Available for almost any environment. (Faircomm pays for ports to unsupported
platforms).  Almost bug-free.  Low memory overhead.  No royalties.

Negatives include poor documentation, no example code, you must pay for
bug fix upgrades (well, they'll supply a LISTING free).  Some upgrades 
are distributed as user installed manual patches.  Fair tech support.
Moderately expensive.  A totally bullshit license agreement, so flagrantly
excessive that only the timid pay any attention to it.

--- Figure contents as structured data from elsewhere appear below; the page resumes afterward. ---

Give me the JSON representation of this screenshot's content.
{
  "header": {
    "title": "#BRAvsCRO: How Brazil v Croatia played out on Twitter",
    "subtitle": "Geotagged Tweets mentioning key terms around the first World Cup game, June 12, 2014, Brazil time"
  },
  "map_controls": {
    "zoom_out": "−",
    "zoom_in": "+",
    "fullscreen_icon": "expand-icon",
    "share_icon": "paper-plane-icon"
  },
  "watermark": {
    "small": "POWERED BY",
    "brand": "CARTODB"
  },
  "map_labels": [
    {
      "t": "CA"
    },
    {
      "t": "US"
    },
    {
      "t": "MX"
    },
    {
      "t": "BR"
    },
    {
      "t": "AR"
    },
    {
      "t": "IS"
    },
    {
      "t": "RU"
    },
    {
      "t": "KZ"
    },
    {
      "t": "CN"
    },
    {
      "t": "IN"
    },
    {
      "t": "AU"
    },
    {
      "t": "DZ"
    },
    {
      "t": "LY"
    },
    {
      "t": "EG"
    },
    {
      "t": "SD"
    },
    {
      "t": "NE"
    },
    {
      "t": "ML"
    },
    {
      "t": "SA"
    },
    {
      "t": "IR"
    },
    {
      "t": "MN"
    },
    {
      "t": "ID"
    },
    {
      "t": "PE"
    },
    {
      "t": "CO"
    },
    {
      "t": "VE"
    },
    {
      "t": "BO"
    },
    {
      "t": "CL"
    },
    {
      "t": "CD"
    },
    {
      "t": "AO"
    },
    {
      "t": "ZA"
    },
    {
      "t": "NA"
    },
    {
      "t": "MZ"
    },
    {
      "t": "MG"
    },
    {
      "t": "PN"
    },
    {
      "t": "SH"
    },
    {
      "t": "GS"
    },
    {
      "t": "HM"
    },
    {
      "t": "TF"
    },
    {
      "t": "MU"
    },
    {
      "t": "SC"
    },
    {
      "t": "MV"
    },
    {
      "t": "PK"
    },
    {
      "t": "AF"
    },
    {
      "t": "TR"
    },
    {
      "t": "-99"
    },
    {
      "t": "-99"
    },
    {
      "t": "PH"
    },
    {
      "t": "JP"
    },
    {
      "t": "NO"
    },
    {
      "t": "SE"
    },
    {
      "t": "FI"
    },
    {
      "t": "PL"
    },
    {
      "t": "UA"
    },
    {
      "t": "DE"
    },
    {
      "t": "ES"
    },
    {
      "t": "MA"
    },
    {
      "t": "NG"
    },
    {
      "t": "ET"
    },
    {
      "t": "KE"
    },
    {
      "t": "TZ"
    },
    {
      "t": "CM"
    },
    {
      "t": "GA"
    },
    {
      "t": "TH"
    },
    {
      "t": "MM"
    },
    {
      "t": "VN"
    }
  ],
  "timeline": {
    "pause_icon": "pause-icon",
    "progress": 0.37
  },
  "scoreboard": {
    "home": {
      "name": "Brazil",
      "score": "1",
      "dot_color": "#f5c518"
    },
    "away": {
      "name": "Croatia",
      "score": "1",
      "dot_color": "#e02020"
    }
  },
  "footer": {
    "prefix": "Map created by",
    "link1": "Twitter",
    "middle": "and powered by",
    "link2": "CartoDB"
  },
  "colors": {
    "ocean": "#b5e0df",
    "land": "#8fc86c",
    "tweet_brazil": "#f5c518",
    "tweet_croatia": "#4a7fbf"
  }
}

C-tree is for those of you who want to get "close to the metal".  It is not
a high level dbase-like library.  On the other hand, you don't pay the
code space and speed penalty for features and generality you may not need.

All told, I'm pleased with the package.

john

-- 
John De Armond, WD4OQC                     | "I can't drive 85!"
Sales Technologies, Inc.    Atlanta, GA    | Sammy Hagar driving 
...!gatech!stiatl!john                     | thru Atlanta!  

meo@stiatl.UUCP (Miles O'Neal) (01/19/89)

I can strongly recommend C-Tree (FairComm). I worked on a project where
we were moving from a full relational database under UNIX to C-Tree.
The product was about 3 MB of C code; we actually rewrote a lot of it,
but that was because the original was so far removed from what we needed.
At any rate, the C-Tree stuff is pretty low-level, but one of the
Sr. S/W Engrs produced a good high-level interface in just a couple
of weeks. The code is not documented much, but is not too hard to read.
We ran it under For:Pro, V.2 and Ultrix with no changes, and moved it
to a PC with no changes in the database portion. That company has
since ported several other products to C-Tree and is still happy with
it. It is more portable than some "standard" unix stuff such as Curses.

It was fast, even with bigger data bases, and the utilities it lacked,
such as dbload and dbunload were easy to write for it.

-Miles

gatech!stiatl!meo

schanck@harmonica.cis.ohio-state.edu (Christopher Schanck) (01/20/89)

In article <2784@stiatl.UUCP> meo@stiatl.UUCP (Miles O'Neal) writes:
>I can strongly recommend C-Tree (FairComm). I worked on a project where

I can strongly un-recommend Btrieve; expensive, no source, unheard of
liscensing (as I recall), unbeleivably bad docs, etc. It is quick
(real quick!!!!) and has multi-user and lan versions. But it is a
bitch to program (we used it with TC 1.0 & 1.5).

Chris
-=-
"My brain is NOT a deadlock-free environment!!!!"
--- Christopher Schanck, mammal at large.